Sacha Dessaux, correspondant en stage

Depuis la dislocation de l’URSS en 1991, les différentes républiques socialistes ayant gagné leur indépendance peinent à la conserver. Elles oscillent entre une volonté de se rapprocher de l’Occident et une influence russe qui n’accepte pas de perdre ses anciens États-clients. Le mois d’octobre dernier a vu deux de ces pays choisir leur destin : la Moldavie et la Géorgie. Dans un premier article, notre correspondant a présenté la situation en Moldavie. Cette fois-ci, c’est de la Géorgie dont il est question. Les milliers de personnes rassemblées devant le parlement dans la capitale Tbilisi protestant depuis deux jours contre la décision du gouvernement de suspendre les négociations d’adhésion à l’Union européenne témoignent des tensions que décrit notre collaborateur. La rédaction.

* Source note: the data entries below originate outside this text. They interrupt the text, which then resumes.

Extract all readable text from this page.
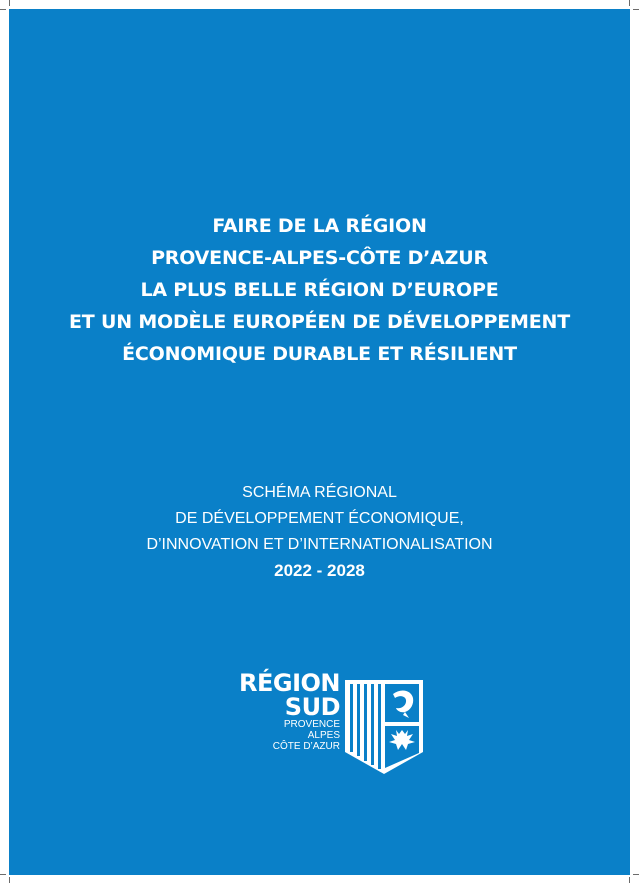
FAIRE DE LA RÉGION
PROVENCE-ALPES-CÔTE D’AZUR
LA PLUS BELLE RÉGION D’EUROPE
ET UN MODÈLE EUROPÉEN DE DÉVELOPPEMENT
ÉCONOMIQUE DURABLE ET RÉSILIENT
SCHÉMA RÉGIONAL
DE DÉVELOPPEMENT ÉCONOMIQUE,
D’INNOVATION ET D’INTERNATIONALISATION
2022 - 2028
RÉGION
SUD
PROVENCE
ALPES
CÔTE D’AZUR
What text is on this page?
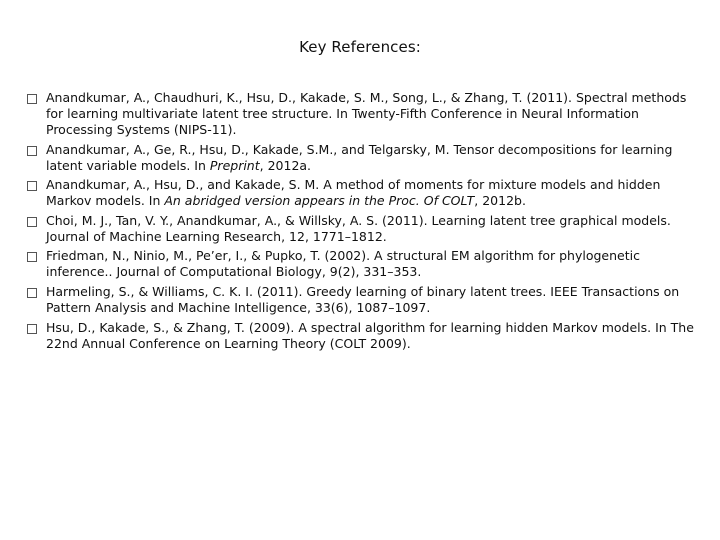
Key References:
Anandkumar, A., Chaudhuri, K., Hsu, D., Kakade, S. M., Song, L., & Zhang, T. (2011). Spectral methods for learning multivariate latent tree structure. In Twenty-Fifth Conference in Neural Information Processing Systems (NIPS-11).
Anandkumar, A., Ge, R., Hsu, D., Kakade, S.M., and Telgarsky, M. Tensor decompositions for learning latent variable models. In Preprint, 2012a.
Anandkumar, A., Hsu, D., and Kakade, S. M. A method of moments for mixture models and hidden Markov models. In An abridged version appears in the Proc. Of COLT, 2012b.
Choi, M. J., Tan, V. Y., Anandkumar, A., & Willsky, A. S. (2011). Learning latent tree graphical models. Journal of Machine Learning Research, 12, 1771–1812.
Friedman, N., Ninio, M., Pe’er, I., & Pupko, T. (2002). A structural EM algorithm for phylogenetic inference.. Journal of Computational Biology, 9(2), 331–353.
Harmeling, S., & Williams, C. K. I. (2011). Greedy learning of binary latent trees. IEEE Transactions on Pattern Analysis and Machine Intelligence, 33(6), 1087–1097.
Hsu, D., Kakade, S., & Zhang, T. (2009). A spectral algorithm for learning hidden Markov models. In The 22nd Annual Conference on Learning Theory (COLT 2009).
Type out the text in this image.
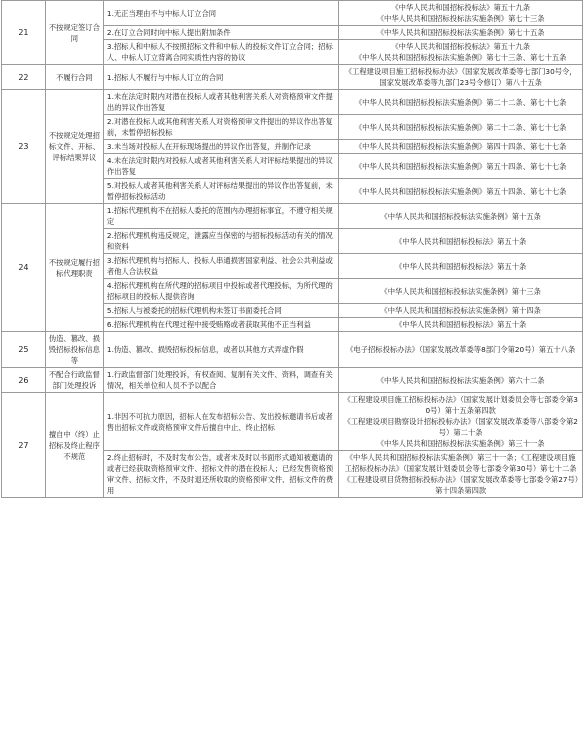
21	不按规定签订合同	1.无正当理由不与中标人订立合同	《中华人民共和国招标投标法》第五十九条
《中华人民共和国招标投标法实施条例》第七十三条

		2.在订立合同时向中标人提出附加条件	《中华人民共和国招标投标法实施条例》第七十五条

		3.招标人和中标人不按照招标文件和中标人的投标文件订立合同；招标人、中标人订立背离合同实质性内容的协议	《中华人民共和国招标投标法》第五十九条
《中华人民共和国招标投标法实施条例》第七十三条、第七十五条

22	不履行合同	1.招标人不履行与中标人订立的合同	《工程建设项目施工招标投标办法》（国家发展改革委等七部门30号令，国家发展改革委等九部门23号令修订）第八十五条

23	不按规定处理招标文件、开标、评标结果异议	1.未在法定时限内对潜在投标人或者其他利害关系人对资格预审文件提出的异议作出答复	《中华人民共和国招标投标法实施条例》第二十二条、第七十七条

		2.对潜在投标人或其他利害关系人对资格预审文件提出的异议作出答复前，未暂停招标投标	《中华人民共和国招标投标法实施条例》第二十二条、第七十七条

		3.未当场对投标人在开标现场提出的异议作出答复，并制作记录	《中华人民共和国招标投标法实施条例》第四十四条、第七十七条

		4.未在法定时限内对投标人或者其他利害关系人对评标结果提出的异议作出答复	《中华人民共和国招标投标法实施条例》第五十四条、第七十七条

		5.对投标人或者其他利害关系人对评标结果提出的异议作出答复前，未暂停招标投标活动	《中华人民共和国招标投标法实施条例》第五十四条、第七十七条

24	不按规定履行招标代理职责	1.招标代理机构不在招标人委托的范围内办理招标事宜，不遵守相关规定	《中华人民共和国招标投标法实施条例》第十五条

		2.招标代理机构违反规定，泄露应当保密的与招标投标活动有关的情况和资料	《中华人民共和国招标投标法》第五十条

		3.招标代理机构与招标人、投标人串通损害国家利益、社会公共利益或者他人合法权益	《中华人民共和国招标投标法》第五十条

		4.招标代理机构在所代理的招标项目中投标或者代理投标，为所代理的招标项目的投标人提供咨询	《中华人民共和国招标投标法实施条例》第十三条

		5.招标人与被委托的招标代理机构未签订书面委托合同	《中华人民共和国招标投标法实施条例》第十四条

		6.招标代理机构在代理过程中接受贿赂或者获取其他不正当利益	《中华人民共和国招标投标法》第五十条

25	伪造、篡改、损毁招标投标信息等	1.伪造、篡改、损毁招标投标信息，或者以其他方式弄虚作假	《电子招标投标办法》（国家发展改革委等8部门令第20号）第五十八条

26	不配合行政监督部门处理投诉	1.行政监督部门处理投诉，有权查阅、复制有关文件、资料，调查有关情况，相关单位和人员不予以配合	《中华人民共和国招标投标法实施条例》第六十二条

27	擅自中（终）止招标及终止程序不规范	1.非因不可抗力原因，招标人在发布招标公告、发出投标邀请书后或者售出招标文件或资格预审文件后擅自中止、终止招标	《工程建设项目施工招标投标办法》（国家发展计划委员会等七部委令第30号）第十五条第四款
《工程建设项目勘察设计招标投标办法》（国家发展改革委等八部委令第2号）第二十条
《中华人民共和国招标投标法实施条例》第三十一条

		2.终止招标时，不及时发布公告，或者未及时以书面形式通知被邀请的或者已经获取资格预审文件、招标文件的潜在投标人；已经发售资格预审文件、招标文件，不及时退还所收取的资格预审文件、招标文件的费用	《中华人民共和国招标投标法实施条例》第三十一条；《工程建设项目施工招标投标办法》（国家发展计划委员会等七部委令第30号）第七十二条
《工程建设项目货物招标投标办法》（国家发展改革委等七部委令第27号）第十四条第四款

Les faiblesses de la démocratie géorgienne

La Géorgie est le témoin tragique des faiblesses d’une jeune démocratie postsoviétique. Malgré son statut démocratique depuis la transition post-URSS, la voix du peuple peine à se faire entendre par les urnes et le pays n’arrive pas à trouver de stabilité.
Premier chef d’État de la nouvelle ère, Édouard Chevardnadze est démis suite à une révolution populaire en 2004. Le suivant, Mikheil Saakachvili, désormais emprisonné dans son pays, est forcé de s’exiler à la fin de son mandat en 2013. Il est poursuivi en justice par son successeur le sulfureux milliardaire et fondateur du parti actuellement au pouvoir Bidzina Ivanichvilli.

Ivanichvilli, justement, est un oligarque tout-puissant ayant fait sa fortune en Russie. S’il n’est plus premier ministre ni même chef de son parti, le Rêve géorgien, il reste le dirigeant officieux du pays du haut de sa fortune s’élevant à l’équivalent d’un tiers du PIB géorgien.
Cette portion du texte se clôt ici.